If we subscribe to the evolutionary progression of humans, the first distinction of Homo observed that we could do stuff, “Habilus”. Later when we could do it standing up, giving us more freedom to use our hands, we named ourselves “Erectus”. Only later did we learn to do it with some discernment beyond the immediacy of survival.

And now, we have come to loathe that which made us into what we are. We hate the sweat of our brow. We hate being just one in a sea of competing creatures, equal in both capability and vulnerability. We are afraid of the possibility that our existence depends and is meant to serve a greater cause than our own. Our hands hurt from overuse, and from that pain we suffer. Thus we cling fast to our independence, and thus create more suffering and pain.

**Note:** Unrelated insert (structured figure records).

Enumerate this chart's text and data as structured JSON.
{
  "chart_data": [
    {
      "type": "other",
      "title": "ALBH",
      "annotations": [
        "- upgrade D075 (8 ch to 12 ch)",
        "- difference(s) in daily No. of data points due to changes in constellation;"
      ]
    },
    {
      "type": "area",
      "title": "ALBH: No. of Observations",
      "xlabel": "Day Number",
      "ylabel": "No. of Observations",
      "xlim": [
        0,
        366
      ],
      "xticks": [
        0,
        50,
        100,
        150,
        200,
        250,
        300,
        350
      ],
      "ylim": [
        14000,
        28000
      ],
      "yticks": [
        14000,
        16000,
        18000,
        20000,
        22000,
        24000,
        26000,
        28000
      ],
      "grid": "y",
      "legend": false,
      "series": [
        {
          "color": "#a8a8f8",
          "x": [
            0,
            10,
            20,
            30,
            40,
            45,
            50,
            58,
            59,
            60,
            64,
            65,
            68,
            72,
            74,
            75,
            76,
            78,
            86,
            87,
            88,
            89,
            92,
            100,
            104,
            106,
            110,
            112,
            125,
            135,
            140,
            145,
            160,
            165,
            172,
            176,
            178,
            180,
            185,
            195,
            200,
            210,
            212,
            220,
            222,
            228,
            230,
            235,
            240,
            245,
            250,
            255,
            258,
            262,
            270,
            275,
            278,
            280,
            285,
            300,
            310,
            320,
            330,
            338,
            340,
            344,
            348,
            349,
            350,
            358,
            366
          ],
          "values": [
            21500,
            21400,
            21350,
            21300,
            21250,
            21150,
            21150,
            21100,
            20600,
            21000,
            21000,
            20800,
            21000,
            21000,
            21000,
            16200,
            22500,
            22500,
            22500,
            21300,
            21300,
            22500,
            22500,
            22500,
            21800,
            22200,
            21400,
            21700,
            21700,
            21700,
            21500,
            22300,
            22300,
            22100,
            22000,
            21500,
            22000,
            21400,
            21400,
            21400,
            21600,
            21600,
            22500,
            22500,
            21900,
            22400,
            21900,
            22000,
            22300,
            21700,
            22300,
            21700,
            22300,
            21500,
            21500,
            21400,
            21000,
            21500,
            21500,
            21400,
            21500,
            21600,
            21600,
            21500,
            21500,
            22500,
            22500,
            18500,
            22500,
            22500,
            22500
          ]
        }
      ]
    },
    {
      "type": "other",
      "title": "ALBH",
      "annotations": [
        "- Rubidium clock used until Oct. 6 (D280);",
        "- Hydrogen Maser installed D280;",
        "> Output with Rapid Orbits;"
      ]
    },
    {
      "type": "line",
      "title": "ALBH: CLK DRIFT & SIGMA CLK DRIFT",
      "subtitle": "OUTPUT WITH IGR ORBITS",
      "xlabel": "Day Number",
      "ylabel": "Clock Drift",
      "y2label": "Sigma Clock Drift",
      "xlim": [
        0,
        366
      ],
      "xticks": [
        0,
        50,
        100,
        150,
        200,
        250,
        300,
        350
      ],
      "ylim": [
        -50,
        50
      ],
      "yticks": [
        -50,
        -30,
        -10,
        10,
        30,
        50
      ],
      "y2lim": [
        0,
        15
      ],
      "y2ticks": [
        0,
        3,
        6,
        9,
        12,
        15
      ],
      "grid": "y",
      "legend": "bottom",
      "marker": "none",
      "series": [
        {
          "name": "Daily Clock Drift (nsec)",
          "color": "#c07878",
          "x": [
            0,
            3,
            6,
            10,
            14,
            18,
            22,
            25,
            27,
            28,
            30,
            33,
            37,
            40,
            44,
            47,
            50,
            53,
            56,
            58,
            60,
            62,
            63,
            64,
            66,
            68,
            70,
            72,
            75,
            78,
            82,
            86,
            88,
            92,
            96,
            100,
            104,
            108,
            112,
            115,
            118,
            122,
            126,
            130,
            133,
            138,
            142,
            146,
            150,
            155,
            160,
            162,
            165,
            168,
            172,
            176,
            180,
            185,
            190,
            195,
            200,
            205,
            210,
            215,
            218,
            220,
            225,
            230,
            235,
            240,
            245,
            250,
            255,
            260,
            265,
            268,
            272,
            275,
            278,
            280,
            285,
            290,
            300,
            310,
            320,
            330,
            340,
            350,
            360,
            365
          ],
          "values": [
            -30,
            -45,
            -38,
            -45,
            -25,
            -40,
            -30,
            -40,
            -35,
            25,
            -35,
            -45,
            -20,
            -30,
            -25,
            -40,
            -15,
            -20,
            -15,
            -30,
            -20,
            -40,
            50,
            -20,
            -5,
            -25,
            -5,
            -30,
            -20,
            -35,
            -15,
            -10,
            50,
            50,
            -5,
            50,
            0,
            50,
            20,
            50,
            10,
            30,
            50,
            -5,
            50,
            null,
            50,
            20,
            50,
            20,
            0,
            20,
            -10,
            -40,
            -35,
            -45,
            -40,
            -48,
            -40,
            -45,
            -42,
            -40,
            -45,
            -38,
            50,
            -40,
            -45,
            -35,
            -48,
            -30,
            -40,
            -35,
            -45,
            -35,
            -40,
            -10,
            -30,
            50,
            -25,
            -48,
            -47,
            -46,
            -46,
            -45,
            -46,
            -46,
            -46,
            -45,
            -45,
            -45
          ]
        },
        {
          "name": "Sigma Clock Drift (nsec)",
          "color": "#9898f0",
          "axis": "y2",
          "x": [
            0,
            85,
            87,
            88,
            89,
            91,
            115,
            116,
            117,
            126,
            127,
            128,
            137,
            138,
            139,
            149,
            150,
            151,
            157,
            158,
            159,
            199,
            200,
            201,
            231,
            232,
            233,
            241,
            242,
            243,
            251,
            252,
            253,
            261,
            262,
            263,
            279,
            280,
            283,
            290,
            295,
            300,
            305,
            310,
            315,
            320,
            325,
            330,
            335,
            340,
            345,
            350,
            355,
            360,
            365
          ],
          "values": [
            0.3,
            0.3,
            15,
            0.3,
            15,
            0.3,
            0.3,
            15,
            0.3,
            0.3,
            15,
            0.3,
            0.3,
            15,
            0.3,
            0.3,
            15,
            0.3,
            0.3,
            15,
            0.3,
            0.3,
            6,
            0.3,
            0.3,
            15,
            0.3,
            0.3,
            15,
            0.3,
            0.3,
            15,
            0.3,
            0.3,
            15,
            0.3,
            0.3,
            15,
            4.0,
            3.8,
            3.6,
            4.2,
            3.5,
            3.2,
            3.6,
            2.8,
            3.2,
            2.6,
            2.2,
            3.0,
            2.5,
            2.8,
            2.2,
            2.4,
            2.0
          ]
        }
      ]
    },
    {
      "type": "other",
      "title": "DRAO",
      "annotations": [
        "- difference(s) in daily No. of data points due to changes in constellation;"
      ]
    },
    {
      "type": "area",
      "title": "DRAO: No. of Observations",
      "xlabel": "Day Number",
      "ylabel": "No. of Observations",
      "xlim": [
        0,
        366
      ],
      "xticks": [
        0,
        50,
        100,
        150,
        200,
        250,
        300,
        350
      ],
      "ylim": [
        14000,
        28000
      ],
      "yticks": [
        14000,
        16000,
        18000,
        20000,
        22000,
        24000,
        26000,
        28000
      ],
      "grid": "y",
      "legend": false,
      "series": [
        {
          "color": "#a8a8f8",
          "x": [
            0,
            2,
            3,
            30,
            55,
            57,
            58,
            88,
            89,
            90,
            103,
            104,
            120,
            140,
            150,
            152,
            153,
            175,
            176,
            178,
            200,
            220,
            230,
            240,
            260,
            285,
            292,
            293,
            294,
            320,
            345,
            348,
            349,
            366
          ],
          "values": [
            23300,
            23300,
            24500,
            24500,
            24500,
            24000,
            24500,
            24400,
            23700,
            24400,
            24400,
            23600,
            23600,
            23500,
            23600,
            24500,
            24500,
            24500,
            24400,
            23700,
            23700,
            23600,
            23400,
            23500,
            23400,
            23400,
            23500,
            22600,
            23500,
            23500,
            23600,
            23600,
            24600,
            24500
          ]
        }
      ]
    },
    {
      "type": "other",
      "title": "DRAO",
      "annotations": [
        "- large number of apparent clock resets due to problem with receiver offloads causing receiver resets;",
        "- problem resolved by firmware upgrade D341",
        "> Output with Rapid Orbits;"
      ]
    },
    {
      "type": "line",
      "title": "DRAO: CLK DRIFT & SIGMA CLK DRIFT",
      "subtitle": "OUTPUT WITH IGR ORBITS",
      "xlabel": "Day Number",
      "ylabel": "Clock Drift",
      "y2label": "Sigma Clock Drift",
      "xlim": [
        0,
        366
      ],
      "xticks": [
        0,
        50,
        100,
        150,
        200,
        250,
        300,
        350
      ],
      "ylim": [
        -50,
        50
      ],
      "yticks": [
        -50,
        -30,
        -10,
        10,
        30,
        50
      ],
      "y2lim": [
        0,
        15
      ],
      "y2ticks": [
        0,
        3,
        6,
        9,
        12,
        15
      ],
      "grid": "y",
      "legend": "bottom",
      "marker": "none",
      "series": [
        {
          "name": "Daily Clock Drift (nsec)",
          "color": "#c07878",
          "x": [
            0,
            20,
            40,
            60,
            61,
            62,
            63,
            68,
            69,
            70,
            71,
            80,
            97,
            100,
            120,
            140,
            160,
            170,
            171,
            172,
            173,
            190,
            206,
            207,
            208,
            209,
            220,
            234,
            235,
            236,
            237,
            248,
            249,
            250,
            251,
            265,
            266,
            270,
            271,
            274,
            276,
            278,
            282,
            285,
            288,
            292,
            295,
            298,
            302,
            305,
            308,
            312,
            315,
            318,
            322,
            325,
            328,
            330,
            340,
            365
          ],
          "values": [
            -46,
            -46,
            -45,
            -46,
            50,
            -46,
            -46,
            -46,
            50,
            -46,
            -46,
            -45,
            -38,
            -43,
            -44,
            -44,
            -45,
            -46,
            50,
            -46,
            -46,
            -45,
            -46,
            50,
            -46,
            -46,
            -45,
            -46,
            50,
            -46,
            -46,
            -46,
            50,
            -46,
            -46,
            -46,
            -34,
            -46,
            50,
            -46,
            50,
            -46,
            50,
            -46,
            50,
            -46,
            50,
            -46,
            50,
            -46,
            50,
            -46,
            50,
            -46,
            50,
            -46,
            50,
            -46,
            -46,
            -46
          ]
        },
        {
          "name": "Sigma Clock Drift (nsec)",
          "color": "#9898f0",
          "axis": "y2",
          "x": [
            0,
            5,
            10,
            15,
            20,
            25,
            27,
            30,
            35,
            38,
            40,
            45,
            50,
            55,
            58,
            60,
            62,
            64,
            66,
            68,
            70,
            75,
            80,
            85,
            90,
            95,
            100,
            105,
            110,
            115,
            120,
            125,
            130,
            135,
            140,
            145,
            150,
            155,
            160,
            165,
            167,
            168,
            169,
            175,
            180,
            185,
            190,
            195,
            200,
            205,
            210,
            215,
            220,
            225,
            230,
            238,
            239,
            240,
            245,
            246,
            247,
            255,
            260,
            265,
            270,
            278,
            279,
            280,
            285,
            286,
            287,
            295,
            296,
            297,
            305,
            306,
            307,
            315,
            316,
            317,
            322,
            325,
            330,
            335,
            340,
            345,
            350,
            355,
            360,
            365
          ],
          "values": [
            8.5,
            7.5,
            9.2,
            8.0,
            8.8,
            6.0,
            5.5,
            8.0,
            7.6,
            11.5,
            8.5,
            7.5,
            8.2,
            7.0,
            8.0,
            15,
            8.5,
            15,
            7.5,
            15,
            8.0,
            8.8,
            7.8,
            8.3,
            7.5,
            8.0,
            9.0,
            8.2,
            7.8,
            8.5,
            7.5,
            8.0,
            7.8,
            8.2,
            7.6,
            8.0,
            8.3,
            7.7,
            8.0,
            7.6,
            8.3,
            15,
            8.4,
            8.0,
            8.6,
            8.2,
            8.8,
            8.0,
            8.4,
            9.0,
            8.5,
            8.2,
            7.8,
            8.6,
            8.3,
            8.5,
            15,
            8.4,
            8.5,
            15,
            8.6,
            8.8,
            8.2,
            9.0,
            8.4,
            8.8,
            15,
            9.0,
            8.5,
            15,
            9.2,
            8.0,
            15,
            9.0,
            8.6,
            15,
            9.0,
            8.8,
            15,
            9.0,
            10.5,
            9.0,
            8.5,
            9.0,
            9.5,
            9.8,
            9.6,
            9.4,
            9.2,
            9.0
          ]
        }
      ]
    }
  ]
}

In considering the coming ages, it would seem silly to posit that Sapiens are the pinnacle of development, that this unsettled state of being should define us forever after. Indeed, perhaps we have already evolved. Perhaps we have already branched out into these various species, and have yet to recognize it from such close and personal subjectivity.

But perhaps, as we strive with every fibre of our collective being to exchange our vulnerable bodies, twisted minds, wounded spirits, and physical suffering for intelligent machines drawn from the dust of the earth that we can design for our own use, and to manipulate for our immediate needs, we can be known for our most prominent trait. Homo Mechanimus. But then… we wouldn’t be human any longer, would we? It seems we just can’t figure out how to be happy with what we are.

Perhaps our next appellation in the parade of species will be accurately be called Homo Turbatus – Disgruntled Humans.

It seems likely that, in our self-induced turmoil, we will wind up replacing ourselves with something non-human. We loathe ourselves that much. We seem hell-bent on that goal, to replace ourselves with machines.

Then again, perhaps our nomenclature is driven by our aspirations. Perhaps Erectus stood up and walked because that was their goal, not their inherent quality. Perhaps Sapiens merely wish to be wise, and that informs both our purpose and our name. Perhaps we will grow into and through our current form, finally make use of this trademark wisdom we take such pride in, and find ourselves moving on to our next purpose. Perhaps the final state of Homo Sapiens, with guidance from those Creative Powers we are too afraid to give control to now, will become known throughout the universe as Homo Contentus.

Humans, Satisfied.

That would indeed be a new Creation.